» Sob sie 24, 2013 19:35
Re: Kumiko ,plaskata dziewczynka MA JUŻ DOM !!! :)
Wymacałam małego guziołka u Kumiko.
Tak w połowie odległości między ostatnim dolnym sutkiem z lewej strony a lewa pachwiną.
Prawie zawału dostałam, że to listwa mleczna, ale twardo się trzymałam wersji, że to węzeł chłonny.
Wczoraj wet obmacał na wszystkie strony (myślałam, że znaleźć nie może, bo to malutkie), ale okazało się, że znalazł od razu, tylko sprawdzał przesuwność, kształt, twardość, konsystencję, itd - co tam się dało przez skórę.
Wykluczył węzeł chłonny, bo te są jednak dalej i głębiej w pachwinie, ale stwierdził, że wg niego to coś jest już poza listwą mleczną.
Oczywiście bez histopatologii się w 100% i autorytatywnie nie wypowie, ale stawia, że to tłuszczak. I nie widzi potrzeby przyspieszania sterylki (bo wówczas to wyciepie i na hist.pat. puścimy, żeby mieć możliwość świętowania, że to faktycznie tylko tłuszczak). Bo jakby podejrzewał listwę mleczną, to pewnie byśmy sterylkę przyspieszyli. Ufff - z wielkiego stresu został stresik malutki, do czasu wyciachania i badań. No i obserwować mamy, ale to nie problem, bo dziewczynkę codziennie obracamy kilka razy (przy czesaniu, przemywaniu oczek, dawaniu do pysia uodparniacza, zwykłym mizianiu).

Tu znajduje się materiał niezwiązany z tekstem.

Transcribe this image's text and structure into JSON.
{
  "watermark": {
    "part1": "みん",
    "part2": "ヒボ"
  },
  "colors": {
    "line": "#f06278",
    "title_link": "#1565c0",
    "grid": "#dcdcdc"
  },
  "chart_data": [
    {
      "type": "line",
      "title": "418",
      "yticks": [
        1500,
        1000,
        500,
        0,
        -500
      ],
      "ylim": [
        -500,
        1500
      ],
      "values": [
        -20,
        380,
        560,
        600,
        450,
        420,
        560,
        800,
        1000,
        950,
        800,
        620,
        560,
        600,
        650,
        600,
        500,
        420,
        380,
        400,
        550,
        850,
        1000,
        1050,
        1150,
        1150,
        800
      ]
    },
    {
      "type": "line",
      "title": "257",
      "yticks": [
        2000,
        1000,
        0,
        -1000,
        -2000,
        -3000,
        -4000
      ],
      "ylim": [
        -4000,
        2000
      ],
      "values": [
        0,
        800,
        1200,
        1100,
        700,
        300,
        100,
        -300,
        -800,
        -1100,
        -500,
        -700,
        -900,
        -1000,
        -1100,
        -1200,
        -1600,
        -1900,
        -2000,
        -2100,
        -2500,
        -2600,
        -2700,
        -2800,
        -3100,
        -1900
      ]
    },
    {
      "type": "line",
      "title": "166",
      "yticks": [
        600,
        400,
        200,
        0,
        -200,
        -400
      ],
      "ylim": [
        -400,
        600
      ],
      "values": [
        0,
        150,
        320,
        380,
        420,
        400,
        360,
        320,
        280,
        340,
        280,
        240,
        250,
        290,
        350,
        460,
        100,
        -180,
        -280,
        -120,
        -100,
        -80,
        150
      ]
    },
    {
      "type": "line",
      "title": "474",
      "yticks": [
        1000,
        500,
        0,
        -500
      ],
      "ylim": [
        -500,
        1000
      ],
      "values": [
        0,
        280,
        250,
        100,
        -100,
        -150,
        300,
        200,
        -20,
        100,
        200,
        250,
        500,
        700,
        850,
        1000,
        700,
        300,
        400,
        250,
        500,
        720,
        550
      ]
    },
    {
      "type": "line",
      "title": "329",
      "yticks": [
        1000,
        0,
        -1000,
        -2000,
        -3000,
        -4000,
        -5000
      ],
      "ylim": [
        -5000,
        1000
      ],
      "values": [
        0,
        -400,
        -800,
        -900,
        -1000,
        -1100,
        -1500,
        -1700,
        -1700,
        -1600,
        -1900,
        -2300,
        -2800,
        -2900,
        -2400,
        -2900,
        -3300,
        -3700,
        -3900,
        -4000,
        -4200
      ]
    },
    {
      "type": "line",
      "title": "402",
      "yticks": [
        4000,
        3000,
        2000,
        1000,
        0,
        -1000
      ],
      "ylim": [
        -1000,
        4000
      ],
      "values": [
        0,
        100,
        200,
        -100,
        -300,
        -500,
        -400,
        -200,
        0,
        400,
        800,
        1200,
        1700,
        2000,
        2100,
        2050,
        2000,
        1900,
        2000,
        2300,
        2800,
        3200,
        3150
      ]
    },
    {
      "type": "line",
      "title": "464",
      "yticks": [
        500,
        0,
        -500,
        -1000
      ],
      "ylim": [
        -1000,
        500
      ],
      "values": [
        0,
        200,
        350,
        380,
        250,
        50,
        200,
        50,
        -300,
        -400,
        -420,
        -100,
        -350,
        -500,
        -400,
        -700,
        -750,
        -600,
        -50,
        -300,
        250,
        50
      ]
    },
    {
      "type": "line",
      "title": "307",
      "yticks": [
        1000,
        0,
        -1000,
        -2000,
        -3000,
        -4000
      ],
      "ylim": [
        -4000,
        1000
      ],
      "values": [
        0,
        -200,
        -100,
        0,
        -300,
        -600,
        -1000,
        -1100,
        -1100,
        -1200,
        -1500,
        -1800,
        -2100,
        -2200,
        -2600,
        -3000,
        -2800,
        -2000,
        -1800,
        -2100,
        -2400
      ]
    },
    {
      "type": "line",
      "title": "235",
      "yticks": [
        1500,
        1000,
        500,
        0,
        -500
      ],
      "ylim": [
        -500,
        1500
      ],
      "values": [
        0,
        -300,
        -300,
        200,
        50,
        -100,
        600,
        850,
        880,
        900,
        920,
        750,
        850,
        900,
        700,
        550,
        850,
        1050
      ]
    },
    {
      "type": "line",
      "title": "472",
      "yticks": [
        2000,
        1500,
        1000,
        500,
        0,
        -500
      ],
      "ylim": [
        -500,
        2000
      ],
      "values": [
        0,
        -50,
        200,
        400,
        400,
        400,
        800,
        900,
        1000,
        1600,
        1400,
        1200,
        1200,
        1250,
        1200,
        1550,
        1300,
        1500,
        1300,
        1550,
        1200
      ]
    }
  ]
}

Jakby się - odpukać - powiększało, to będziemy się zastanawiać na gorąco.
Specjalnie Kumisię do weta zawiozłam rano - na głodnego (bo wieczorem chrupki nawet zabrałyśmy, żeby była na czczo). I od razu badania krwi zrobione. Nie chce mi się przepisywać, więc tak w skrócie z morfologii i biochemii: anemii i stanu zapalnego nie ma, hemoglobina w normie, białko i cukier w normie, nerki i wątroba ok. Leciuteńko jeszcze morfologia rozjechana w zakresie niektórym "M-cośtam" i rozmazu, ale wet mówi, że to jeszcze po wycieńczeniu i jedzeniem unormujemy. I że jest dobrze, i że w zasadzie nawet już by można Kumisię zaszczepić. Mamy nowy uodparniacz (betaglukan + takie coś na przyrost masy mięśniowej), więc jeszcze kilka dni go w pysio powciskam (bo to taka pasta w kręcielkach) i zaszczepimy. A sterylkę dalej planujemy pod koniec września albo na początku października.

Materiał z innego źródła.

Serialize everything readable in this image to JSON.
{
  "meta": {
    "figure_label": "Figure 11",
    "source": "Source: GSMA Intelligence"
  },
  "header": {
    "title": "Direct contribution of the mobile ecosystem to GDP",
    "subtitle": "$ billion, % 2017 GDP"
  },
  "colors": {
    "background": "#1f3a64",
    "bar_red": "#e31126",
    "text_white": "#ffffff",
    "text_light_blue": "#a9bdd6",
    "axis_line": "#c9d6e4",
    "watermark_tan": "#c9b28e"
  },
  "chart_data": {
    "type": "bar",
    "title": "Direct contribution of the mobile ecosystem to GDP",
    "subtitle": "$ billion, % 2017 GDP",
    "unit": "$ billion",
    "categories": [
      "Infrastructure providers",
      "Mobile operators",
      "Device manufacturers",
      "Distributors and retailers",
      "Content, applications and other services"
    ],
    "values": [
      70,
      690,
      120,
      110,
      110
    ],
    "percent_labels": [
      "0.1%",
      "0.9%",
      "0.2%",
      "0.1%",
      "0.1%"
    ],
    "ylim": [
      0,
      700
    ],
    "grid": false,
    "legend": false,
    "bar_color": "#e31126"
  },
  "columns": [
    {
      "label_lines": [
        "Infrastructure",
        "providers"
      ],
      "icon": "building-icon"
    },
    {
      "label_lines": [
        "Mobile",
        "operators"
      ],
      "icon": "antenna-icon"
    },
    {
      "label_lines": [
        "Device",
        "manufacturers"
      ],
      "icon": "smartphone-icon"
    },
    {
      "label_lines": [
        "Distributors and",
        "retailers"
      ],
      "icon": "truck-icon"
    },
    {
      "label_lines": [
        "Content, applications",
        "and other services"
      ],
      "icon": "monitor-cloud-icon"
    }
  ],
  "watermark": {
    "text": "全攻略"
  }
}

No. Dziewczynka jest generalnie zdrowa. I sił nabiera. I nawet już biegać zaczyna i się bawi. I ja niezmiennie się jej z żarciem kojarzę.
Futerko mięciutkie się jej robi. Jest bardzo grzeczna. U weta też była grzeczniutka. Troszkę zrezygnowana na zasadzie "znowu mnie będą męczyć?", ale super grzeczna. Tylko krwi nie chciała oddać. Za to po wyjęciu igły nie chciała jej sobie zatrzymać, więc dostała na łapkę gustowny opatrunek.